Is Three the Magic Number? An Empirical Evaluation of LLM-Based Repair Loops

2026-07-06Software Engineering

Software Engineering
AI summary

The authors studied how many times software tools based on large language models (LLMs) should try to fix code or tests after errors are found. They found that most improvements happen within the first three or four tries, and after that, the benefits become very small. They also discovered that how the fixing process is organized and the kind of feedback given matters more than which LLM is used. The authors suggest researchers should pay more attention to how many fixing attempts they allow, as it affects results, costs, and reproducibility.

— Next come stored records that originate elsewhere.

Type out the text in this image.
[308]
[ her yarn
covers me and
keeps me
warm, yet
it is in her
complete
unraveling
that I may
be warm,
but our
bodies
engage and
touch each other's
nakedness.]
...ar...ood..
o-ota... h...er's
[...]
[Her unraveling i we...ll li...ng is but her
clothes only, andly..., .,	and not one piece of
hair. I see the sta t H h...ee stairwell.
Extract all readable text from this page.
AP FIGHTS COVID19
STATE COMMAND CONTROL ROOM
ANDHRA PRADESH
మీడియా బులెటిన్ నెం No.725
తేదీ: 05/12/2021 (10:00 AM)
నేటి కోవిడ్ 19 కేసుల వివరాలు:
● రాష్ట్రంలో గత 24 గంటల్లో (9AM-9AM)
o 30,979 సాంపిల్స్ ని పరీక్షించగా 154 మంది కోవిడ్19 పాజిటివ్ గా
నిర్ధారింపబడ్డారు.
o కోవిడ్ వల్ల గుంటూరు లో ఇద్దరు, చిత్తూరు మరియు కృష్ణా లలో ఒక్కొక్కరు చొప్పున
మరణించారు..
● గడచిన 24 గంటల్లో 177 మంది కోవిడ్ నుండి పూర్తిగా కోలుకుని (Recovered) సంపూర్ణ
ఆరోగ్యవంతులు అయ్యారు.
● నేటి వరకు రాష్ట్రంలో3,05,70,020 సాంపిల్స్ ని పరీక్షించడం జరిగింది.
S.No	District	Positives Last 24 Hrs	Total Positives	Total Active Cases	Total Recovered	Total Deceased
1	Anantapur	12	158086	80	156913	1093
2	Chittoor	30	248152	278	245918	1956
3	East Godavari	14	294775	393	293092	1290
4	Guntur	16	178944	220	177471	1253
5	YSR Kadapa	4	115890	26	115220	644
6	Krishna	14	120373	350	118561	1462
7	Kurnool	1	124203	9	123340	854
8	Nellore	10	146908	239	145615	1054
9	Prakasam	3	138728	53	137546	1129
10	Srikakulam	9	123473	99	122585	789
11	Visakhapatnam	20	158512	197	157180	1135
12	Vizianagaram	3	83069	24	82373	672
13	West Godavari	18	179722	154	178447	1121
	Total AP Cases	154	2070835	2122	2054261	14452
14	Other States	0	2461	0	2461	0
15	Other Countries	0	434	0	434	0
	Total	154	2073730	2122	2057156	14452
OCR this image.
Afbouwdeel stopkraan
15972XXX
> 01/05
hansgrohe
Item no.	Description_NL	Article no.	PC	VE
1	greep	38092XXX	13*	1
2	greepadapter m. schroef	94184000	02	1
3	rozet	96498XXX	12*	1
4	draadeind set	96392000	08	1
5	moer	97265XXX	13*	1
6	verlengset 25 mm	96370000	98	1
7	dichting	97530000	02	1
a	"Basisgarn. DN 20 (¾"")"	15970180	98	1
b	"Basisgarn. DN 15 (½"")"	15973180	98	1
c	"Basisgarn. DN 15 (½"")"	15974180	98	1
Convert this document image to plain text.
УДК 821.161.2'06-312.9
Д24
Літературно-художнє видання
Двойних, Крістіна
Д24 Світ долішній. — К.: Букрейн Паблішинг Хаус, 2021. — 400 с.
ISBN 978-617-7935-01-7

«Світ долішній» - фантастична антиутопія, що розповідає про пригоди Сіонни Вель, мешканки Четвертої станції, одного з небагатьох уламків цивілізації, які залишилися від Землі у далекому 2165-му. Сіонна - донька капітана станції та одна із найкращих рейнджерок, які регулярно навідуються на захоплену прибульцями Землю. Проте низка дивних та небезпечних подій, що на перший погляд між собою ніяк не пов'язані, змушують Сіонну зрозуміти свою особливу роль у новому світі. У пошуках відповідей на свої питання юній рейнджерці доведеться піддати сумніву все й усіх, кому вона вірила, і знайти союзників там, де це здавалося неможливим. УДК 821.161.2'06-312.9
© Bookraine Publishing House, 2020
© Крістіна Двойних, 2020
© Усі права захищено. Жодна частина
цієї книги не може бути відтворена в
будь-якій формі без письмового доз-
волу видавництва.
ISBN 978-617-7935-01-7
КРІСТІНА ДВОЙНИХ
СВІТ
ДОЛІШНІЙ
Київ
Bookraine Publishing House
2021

Large Language ModelsSoftware EngineeringIterative RepairCode GenerationTest GenerationCode TranslationWorkflow OrchestrationFeedback DesignComputational CostReproducibility
Authors
Tobias Kiecker, Eik Reichmann, Hosung Kang, Gabin An, Lars Grunske
Abstract
Iterative repair loops have become a core design pattern in LLM-based software engineering systems. These workflows repeatedly generate, validate, and repair artifacts using feedback such as compiler errors or test failures. Despite their widespread use, the impact of repair-loop iteration limits remains poorly understood, as most prior work adopts fixed, often arbitrary, repair budgets. We study repair-loop effectiveness across multiple software engineering tasks, including code generation, test generation, and code translation. Across several representative workflows, datasets, and contemporary low-cost LLMs, we observe a consistent pattern of diminishing returns: the first three to four repair iterations account for most achievable gains, while later iterations contribute only marginal improvements. We further find that repair behavior is influenced more strongly by workflow orchestration and feedback design than by the underlying model itself. These results suggest that repair budgets should be treated as an explicit experimental variable, as they directly affect evaluation outcomes, computational cost, runtime, and reproducibility in LLM-based software engineering research.